The talking heads in When We Were Kings are witnesses rather than participants; artists, and journalists like Norman Mailer, George Plimpton, and Spike Lee. They discuss the events with colour and imagination, imbuing meaning into Ali’s silent ramblings to himself between rounds and the frenzy of his pre-fight Dance. They admire Ali not just as a fighter but as a poet, a man who could elevate a pre-fight taunt to legend (“I murdered a rock, injured a stone, hospitalised a brick”). The complicated richness of the film’s context, from the witch-doctor fetishist warning of the shaking hands to the blood-soaked stadium, is brought to life through their testimonies.

Words and myth though, become subservient to the crackling saturated image. The colour of Zaire and the movements of Ali are masterful. He shadow boxes on an open road, the thick humidity of the air obscuring a pink, distant sun, as he chants with children, “Ali Bomaye!” (Ali, Kim Him!).
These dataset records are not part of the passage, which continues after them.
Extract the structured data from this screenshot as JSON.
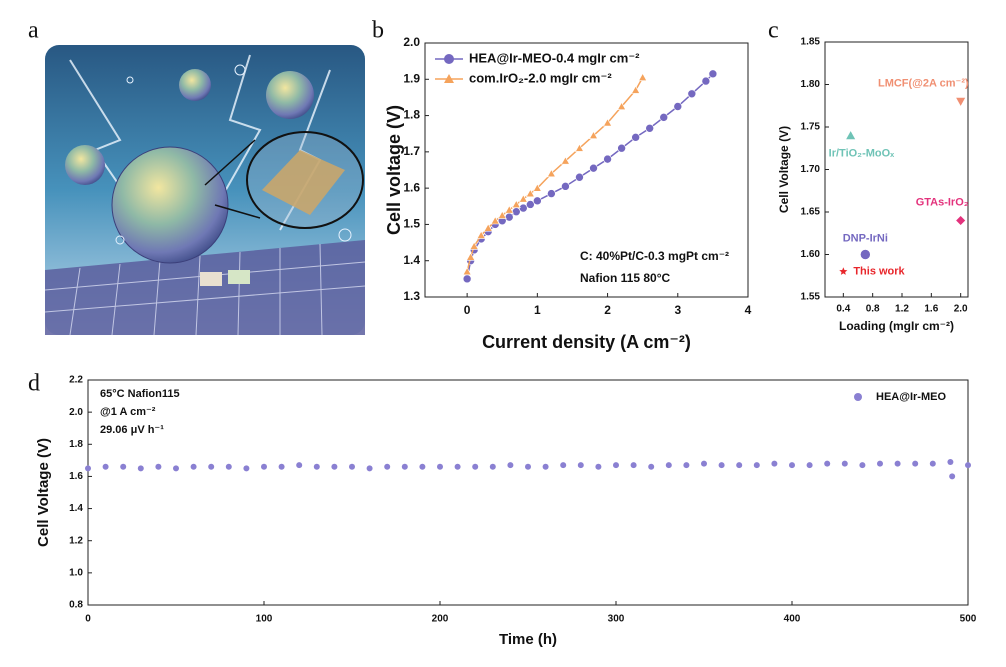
{
  "panel_a": {
    "label": "a"
  },
  "chart_data": [
    {
      "type": "line",
      "panel": "b",
      "x_label": "Current density (A cm⁻²)",
      "y_label": "Cell voltage (V)",
      "xlim": [
        -0.6,
        4.0
      ],
      "ylim": [
        1.3,
        2.0
      ],
      "xticks": [
        0,
        1,
        2,
        3,
        4
      ],
      "yticks": [
        1.3,
        1.4,
        1.5,
        1.6,
        1.7,
        1.8,
        1.9,
        {
          "value": 2.0,
          "label": "2.0"
        }
      ],
      "annotations": [
        "C: 40%Pt/C-0.3 mgPt cm⁻²",
        "Nafion 115 80°C"
      ],
      "series": [
        {
          "name": "HEA@Ir-MEO-0.4 mgIr cm⁻²",
          "color": "#7468c0",
          "marker": "circle",
          "x": [
            0,
            0.05,
            0.1,
            0.2,
            0.3,
            0.4,
            0.5,
            0.6,
            0.7,
            0.8,
            0.9,
            1.0,
            1.2,
            1.4,
            1.6,
            1.8,
            2.0,
            2.2,
            2.4,
            2.6,
            2.8,
            3.0,
            3.2,
            3.4,
            3.5
          ],
          "values": [
            1.35,
            1.4,
            1.43,
            1.46,
            1.48,
            1.5,
            1.51,
            1.52,
            1.535,
            1.545,
            1.555,
            1.565,
            1.585,
            1.605,
            1.63,
            1.655,
            1.68,
            1.71,
            1.74,
            1.765,
            1.795,
            1.825,
            1.86,
            1.895,
            1.915
          ]
        },
        {
          "name": "com.IrO₂-2.0 mgIr cm⁻²",
          "color": "#f5a35c",
          "marker": "triangle-up",
          "x": [
            0,
            0.05,
            0.1,
            0.2,
            0.3,
            0.4,
            0.5,
            0.6,
            0.7,
            0.8,
            0.9,
            1.0,
            1.2,
            1.4,
            1.6,
            1.8,
            2.0,
            2.2,
            2.4,
            2.5
          ],
          "values": [
            1.37,
            1.41,
            1.44,
            1.47,
            1.49,
            1.51,
            1.525,
            1.54,
            1.555,
            1.57,
            1.585,
            1.6,
            1.64,
            1.675,
            1.71,
            1.745,
            1.78,
            1.825,
            1.87,
            1.905
          ]
        }
      ]
    },
    {
      "type": "scatter",
      "panel": "c",
      "x_label": "Loading (mgIr cm⁻²)",
      "y_label": "Cell Voltage (V)",
      "xlim": [
        0.15,
        2.1
      ],
      "ylim": [
        1.55,
        1.85
      ],
      "xticks": [
        0.4,
        0.8,
        1.2,
        1.6,
        {
          "value": 2.0,
          "label": "2.0"
        }
      ],
      "yticks": [
        1.55,
        {
          "value": 1.6,
          "label": "1.60"
        },
        1.65,
        {
          "value": 1.7,
          "label": "1.70"
        },
        1.75,
        {
          "value": 1.8,
          "label": "1.80"
        },
        1.85
      ],
      "series": [
        {
          "name": "LMCF(@2A cm⁻²)",
          "color": "#f08f72",
          "marker": "triangle-down",
          "x": [
            2.0
          ],
          "values": [
            1.78
          ]
        },
        {
          "name": "Ir/TiO₂-MoOₓ",
          "color": "#6fc3b6",
          "marker": "triangle-up",
          "x": [
            0.5
          ],
          "values": [
            1.74
          ]
        },
        {
          "name": "GTAs-IrO₂",
          "color": "#e3327c",
          "marker": "diamond",
          "x": [
            2.0
          ],
          "values": [
            1.64
          ]
        },
        {
          "name": "DNP-IrNi",
          "color": "#7468c0",
          "marker": "circle",
          "x": [
            0.7
          ],
          "values": [
            1.6
          ]
        },
        {
          "name": "This work",
          "color": "#e8262b",
          "marker": "star",
          "x": [
            0.4
          ],
          "values": [
            1.58
          ]
        }
      ]
    },
    {
      "type": "scatter",
      "panel": "d",
      "x_label": "Time (h)",
      "y_label": "Cell Voltage (V)",
      "xlim": [
        0,
        500
      ],
      "ylim": [
        0.8,
        2.2
      ],
      "xticks": [
        0,
        100,
        200,
        300,
        400,
        500
      ],
      "yticks": [
        0.8,
        {
          "value": 1.0,
          "label": "1.0"
        },
        1.2,
        1.4,
        1.6,
        1.8,
        {
          "value": 2.0,
          "label": "2.0"
        },
        2.2
      ],
      "annotations": [
        "65°C Nafion115",
        "@1 A cm⁻²",
        "29.06 μV h⁻¹"
      ],
      "series": [
        {
          "name": "HEA@Ir-MEO",
          "color": "#8a80d2",
          "marker": "circle",
          "x": [
            0,
            10,
            20,
            30,
            40,
            50,
            60,
            70,
            80,
            90,
            100,
            110,
            120,
            130,
            140,
            150,
            160,
            170,
            180,
            190,
            200,
            210,
            220,
            230,
            240,
            250,
            260,
            270,
            280,
            290,
            300,
            310,
            320,
            330,
            340,
            350,
            360,
            370,
            380,
            390,
            400,
            410,
            420,
            430,
            440,
            450,
            460,
            470,
            480,
            490,
            500,
            491
          ],
          "values": [
            1.65,
            1.66,
            1.66,
            1.65,
            1.66,
            1.65,
            1.66,
            1.66,
            1.66,
            1.65,
            1.66,
            1.66,
            1.67,
            1.66,
            1.66,
            1.66,
            1.65,
            1.66,
            1.66,
            1.66,
            1.66,
            1.66,
            1.66,
            1.66,
            1.67,
            1.66,
            1.66,
            1.67,
            1.67,
            1.66,
            1.67,
            1.67,
            1.66,
            1.67,
            1.67,
            1.68,
            1.67,
            1.67,
            1.67,
            1.68,
            1.67,
            1.67,
            1.68,
            1.68,
            1.67,
            1.68,
            1.68,
            1.68,
            1.68,
            1.69,
            1.67,
            1.6
          ]
        }
      ]
    }
  ]
}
The film’s editing style, evokes a kind of new age Soviet Montage, as meaning and ideas are shaped by an irreversible compounding of images and ideas. At the same time as the fight an equally troubled concert, Zaire 74, was being staged and the music of James Brown, BB King and Miriam Makeba serves as the film’s rhythmic backdrop.

Were Ali still alive today, he would be turning 76. More than just one of the greatest athletes of all time, he was one of the great philosophers of the modern world. When We Were Kings encapsulates the poetry and the tragedy of Ali’s body and ideology. Painting him as a flawed man within a sport rife with violence and corruption, he represents humanity at large, chasing fire until it burns out. Few documentaries capture the sense of the moment as beautifully as When We Were Kings, that remains vital over twenty years after its release.